If the Treasury goes slowly and avoids flooding the market, then $20B is realistic. If they rush, as some lawmakers are urging the net will be smaller.
The argument for rushing is being made along party lines. Though the TARP was largely an R creation, it is the R’s who are now urging speed in selling off assets. It’s math, but simple math.
Meanwhile, back in 08 and again in 09-10 I argued more than once here on CoPols that the bank failure was neither an underwriting crisis nor a result of subprime default rates. And it wasn’t just hte banks being mean. It was liquidity crisis, which the banks brought on themselves.
This is more evidence that it was the leveraging strategy of the banks and other investors and speculators in the secondary mortgage market.
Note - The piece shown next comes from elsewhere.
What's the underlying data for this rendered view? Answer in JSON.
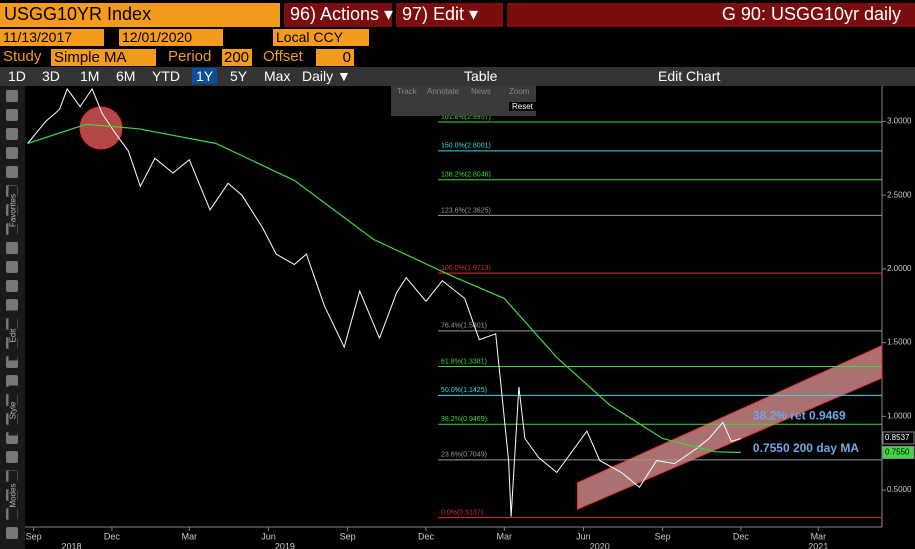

A market that some observers, those lacking data, want to claim failed because of FNMA and FHLMC. Fannie and Freddie had a role, though it was minor, and now that the secondary market is back on it’s feet, eliminating FNMA and FHLM will have little impact on the primary (retail) mortgage market for the typical consumer.
But the banking reform of last year did not go far enough to reign in the leveraging ability of the secondary market players. Hundreds of years of data is clear – a market based system works great for goods and services and works horribly for financial assets.
If we didn’t have fractional reserve banking, nor a liquid global capital market, nor a leveraged economy, nor private property rights I wouldn’t care if the banking industry blew itself up once in awhile. (30’s, 80’s, 00’s). But because we do have all those things, and a banking led recession is painful for everyone, I do care.
We need to amend the financial regulation to limit the leveraging ability of banks and speculators, to limit the investment banking activity of depository institutions (FDIC insured, aka reimposition of Glass Steagall) and we need to give Elizabeth Warren whatever she wants for the CFPA.
And we need to keep those without data out of the discussion.